It’s evident now that tomorrow’s data centers are going to need a lot of power to operate.
I’ve been seeing these very sudden initiatives toward safe and common U.S. nuclear power, with Microsoft and Constellation reopening Three Mile Island, or groundbreaking work on small local nuclear plants.
There’s also quite a bit of research on renewables and how that would work. I even wrote about these new plans to generate power and perform AI operations on satellites orbiting the Earth,in order to harvest power in a different way.
But let’s look at some of the underlying challenges and our history of solving similar problems.
Electrical Engineering as a Guide
In a recent presentation, Deborah Douglas points out that as we go about solving the AI power problem, we already have some historical examples that can inform our search. Douglas is Senior Director of Collections and Curator of Science and Technology at the MIT Museum.
She talks about early electrical systems, and how the grid evolved from disparate networks.
I would also add that you can make the analogy to the Internet as well. You can talk about the decentralized Internet, too. But another thing that Douglas mentions is the actual tools that professionals used for engineering well before our modern electrical systems were the norm.
(To clarify: of course there was electricity, it just wasn’t in the modern systems and formats that we see now.)
Douglas takes us back to the 1940s, where there were lots of changes going on – not just changes to power grids, but in society, too.
One Woman’s Tale
She mentions the example of Phyllis Fox, who was working on a master’s thesis right here at MIT and submitted it in 1949. The title? “The solution of power network problems on large scale digital computers.”
It’s a story of the glass ceiling, and tenacity, and the power to change the world.
Douglas also mentions Vannevar Bush, who’s popular at MIT, too, and taught electrical engineering in 1919. He had a machine called the differential analyzer, and Fox was interested in it.
A Hard Day’s Work
Douglas takes us through a sort of visual picture of how Foxworked at the GE company as an engineering assistant.
“She was put in an office with a Marchant calculator and given sets of problems to calculate, on average, she did one equation per minute. So 60 per hour, you know, 300, 400 per day, if you will. And they were expected to stay at it. And there was a minder, a man who walked up and down to make sure that they were doing their work at the time, and no talking was allowed. Well, Phyllis was one of these adventurous souls, and she wandered around the campus and she found during her lunch hour there was an office on the lower level that had, a calculator.And, they were doing the solutions by hand upstairs. So she went down in her lunch hour and did a full day’s work on the calculator. and then she would go back upstairs and pretend to be working, very clever in my estimation. But she also, in those meanderings, discovered that GE had purchased a differential analyzer, just like the one that I just showed you in the picture from MIT.”

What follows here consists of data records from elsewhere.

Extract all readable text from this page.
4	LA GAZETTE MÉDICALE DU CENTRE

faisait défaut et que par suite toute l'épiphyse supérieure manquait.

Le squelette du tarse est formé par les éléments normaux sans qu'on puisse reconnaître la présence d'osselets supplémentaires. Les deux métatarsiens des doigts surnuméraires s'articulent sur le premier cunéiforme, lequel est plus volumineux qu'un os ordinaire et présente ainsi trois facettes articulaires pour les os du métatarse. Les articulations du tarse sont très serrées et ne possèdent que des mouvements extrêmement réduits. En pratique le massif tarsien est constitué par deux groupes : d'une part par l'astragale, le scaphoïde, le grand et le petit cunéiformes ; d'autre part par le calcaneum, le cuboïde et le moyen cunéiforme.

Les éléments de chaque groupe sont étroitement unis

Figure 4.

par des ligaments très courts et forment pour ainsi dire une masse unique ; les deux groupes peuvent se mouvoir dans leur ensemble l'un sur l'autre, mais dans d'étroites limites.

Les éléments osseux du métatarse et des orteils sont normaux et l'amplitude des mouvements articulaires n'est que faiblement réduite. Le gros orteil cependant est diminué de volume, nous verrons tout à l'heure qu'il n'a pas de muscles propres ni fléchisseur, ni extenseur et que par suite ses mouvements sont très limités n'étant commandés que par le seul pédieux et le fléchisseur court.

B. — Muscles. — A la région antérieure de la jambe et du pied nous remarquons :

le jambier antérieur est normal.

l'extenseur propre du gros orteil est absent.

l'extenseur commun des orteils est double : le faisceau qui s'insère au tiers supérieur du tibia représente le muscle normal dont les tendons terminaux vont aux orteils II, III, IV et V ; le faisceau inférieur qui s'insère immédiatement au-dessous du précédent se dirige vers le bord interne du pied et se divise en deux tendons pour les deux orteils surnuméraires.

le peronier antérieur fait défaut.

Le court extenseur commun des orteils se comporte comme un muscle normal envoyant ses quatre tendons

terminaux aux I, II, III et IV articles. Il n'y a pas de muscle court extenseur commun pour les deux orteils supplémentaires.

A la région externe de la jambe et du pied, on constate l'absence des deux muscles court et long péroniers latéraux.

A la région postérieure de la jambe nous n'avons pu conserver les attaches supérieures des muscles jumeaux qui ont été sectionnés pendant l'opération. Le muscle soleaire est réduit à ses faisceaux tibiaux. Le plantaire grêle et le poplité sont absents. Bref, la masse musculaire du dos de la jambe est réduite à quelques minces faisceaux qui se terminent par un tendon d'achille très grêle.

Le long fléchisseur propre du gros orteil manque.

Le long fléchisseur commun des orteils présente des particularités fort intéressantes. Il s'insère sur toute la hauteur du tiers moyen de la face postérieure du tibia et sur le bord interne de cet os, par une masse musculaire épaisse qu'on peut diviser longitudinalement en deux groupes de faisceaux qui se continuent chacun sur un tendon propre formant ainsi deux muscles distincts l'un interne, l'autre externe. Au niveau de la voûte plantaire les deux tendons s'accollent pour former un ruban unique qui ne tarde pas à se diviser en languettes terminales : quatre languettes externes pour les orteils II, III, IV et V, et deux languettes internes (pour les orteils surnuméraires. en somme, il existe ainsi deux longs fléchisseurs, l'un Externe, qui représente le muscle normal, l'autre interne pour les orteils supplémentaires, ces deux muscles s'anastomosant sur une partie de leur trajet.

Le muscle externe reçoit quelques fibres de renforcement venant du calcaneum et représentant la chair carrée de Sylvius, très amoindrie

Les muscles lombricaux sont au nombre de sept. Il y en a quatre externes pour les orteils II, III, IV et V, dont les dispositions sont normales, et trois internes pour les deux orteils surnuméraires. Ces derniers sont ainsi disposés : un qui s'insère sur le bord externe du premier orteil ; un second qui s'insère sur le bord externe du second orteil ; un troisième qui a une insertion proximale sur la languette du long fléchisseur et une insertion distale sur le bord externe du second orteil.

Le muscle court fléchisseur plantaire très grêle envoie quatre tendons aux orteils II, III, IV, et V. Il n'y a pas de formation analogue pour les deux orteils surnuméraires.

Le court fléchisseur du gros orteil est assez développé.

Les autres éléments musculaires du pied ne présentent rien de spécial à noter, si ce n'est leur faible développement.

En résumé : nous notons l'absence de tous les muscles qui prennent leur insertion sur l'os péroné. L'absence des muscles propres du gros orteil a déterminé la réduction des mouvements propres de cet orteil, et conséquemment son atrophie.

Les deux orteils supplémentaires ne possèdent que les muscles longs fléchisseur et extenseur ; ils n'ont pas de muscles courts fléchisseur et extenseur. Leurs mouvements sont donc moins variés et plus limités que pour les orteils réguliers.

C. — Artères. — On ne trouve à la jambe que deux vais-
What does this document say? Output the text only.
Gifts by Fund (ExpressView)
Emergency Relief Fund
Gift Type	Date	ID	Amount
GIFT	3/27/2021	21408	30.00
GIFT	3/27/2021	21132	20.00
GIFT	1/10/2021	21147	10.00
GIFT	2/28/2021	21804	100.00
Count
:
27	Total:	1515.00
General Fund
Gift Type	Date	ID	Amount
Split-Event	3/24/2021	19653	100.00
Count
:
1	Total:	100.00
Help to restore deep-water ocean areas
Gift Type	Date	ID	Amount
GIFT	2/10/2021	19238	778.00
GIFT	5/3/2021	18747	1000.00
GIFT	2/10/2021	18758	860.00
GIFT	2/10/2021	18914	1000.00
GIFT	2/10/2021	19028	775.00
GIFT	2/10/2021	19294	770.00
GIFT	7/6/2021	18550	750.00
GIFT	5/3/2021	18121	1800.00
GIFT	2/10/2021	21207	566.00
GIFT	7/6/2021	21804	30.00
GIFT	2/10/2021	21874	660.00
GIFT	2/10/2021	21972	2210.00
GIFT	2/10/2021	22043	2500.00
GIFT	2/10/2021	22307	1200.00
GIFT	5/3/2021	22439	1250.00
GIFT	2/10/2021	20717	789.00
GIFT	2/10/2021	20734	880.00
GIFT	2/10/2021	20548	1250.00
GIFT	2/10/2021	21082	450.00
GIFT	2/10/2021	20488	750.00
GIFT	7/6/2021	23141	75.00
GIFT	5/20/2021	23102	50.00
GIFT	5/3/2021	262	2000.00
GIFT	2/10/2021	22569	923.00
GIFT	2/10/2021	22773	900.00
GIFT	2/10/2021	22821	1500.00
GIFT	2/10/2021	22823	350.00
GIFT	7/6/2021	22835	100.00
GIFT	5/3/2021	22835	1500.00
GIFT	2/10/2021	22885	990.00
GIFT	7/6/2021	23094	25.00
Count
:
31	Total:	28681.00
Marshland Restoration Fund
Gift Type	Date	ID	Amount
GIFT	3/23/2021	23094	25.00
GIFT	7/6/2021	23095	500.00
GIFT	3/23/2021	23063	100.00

Eventually, she notes, Fox got to work on the differential analyzer.
That calculator thing reminds me of what I was writing about the other day, with MIT professor Ethan Mollick‘s idea of the ‘wait calculation’ – that you don’t need to do all kinds of hard manual work, if you’re able to wait for modern tools to become available to automate that same work.
Anyway, in this case, her adventurous nature was rewarded, and she got to participate in the evolution of a pretty important field.
However, Douglas notes that Fox then got fired when the men came back from World War II – and then pursued that master’s degree.
Then she found another employer.
His name, Douglas adds, was Jay Forrester.
“He was ecumenical in his hiring,” she says. “So he hired women, he hired men. He hired the first black computer operator in the United States. He hired a blind computer operator. He hired people of Japanese descent, which was very controversial in the middle of World War II. He embraced (hiring) Phyllis Fox, who he thought was very bright.”
So what did these pioneers do with the differential analyzers?
Some Big Machines
I went to the MIT library site and took a look at some of those early machines, including something called the Rockefeller differential analyzer.
These are behemoths the size of washer-dryer systems, that have big gears and wheels that will do the calculations on a differential equation.
They’re really inspiring examples of analog computing.
Anyway, eventually Fox ended up teaching over at MIT, and showing more about how process calculations work, using flow charts, block diagrams, and that kind of thing.
She got a job with the Atomic Energy Commission’s Computer Center, and eventually developed something called Dynamo, as early computer simulation language. Fox also reportedly wrote the first LISP manual, worked at the Newark College of Engineering (now the Jersey Institute of Technology) and gained tenure in 1972.
It’s all incredibly impressive, and Douglas ended her presentation by theorizing that maybe there’s someone around today who will play this kind of role in solving our current bottlenecks and challenges.
I, for one, certainly hope so. But just thinking about the history of differential analyzer and analog equipment shows me that we have the ability to create new tools to do what we need them to do in pioneering AI power solutions.
In other words, it might sound intimidating to think that data centers will need X gigawatts and terawatts of power. But who knows how we’re going to view this in 10 or 20 years? Or even sooner?
Think about these inspirational examples, and do yourself a favor – go back and look at some of these now-antiquated machines. Consider that at their time, less than a century ago,they were very state of the art.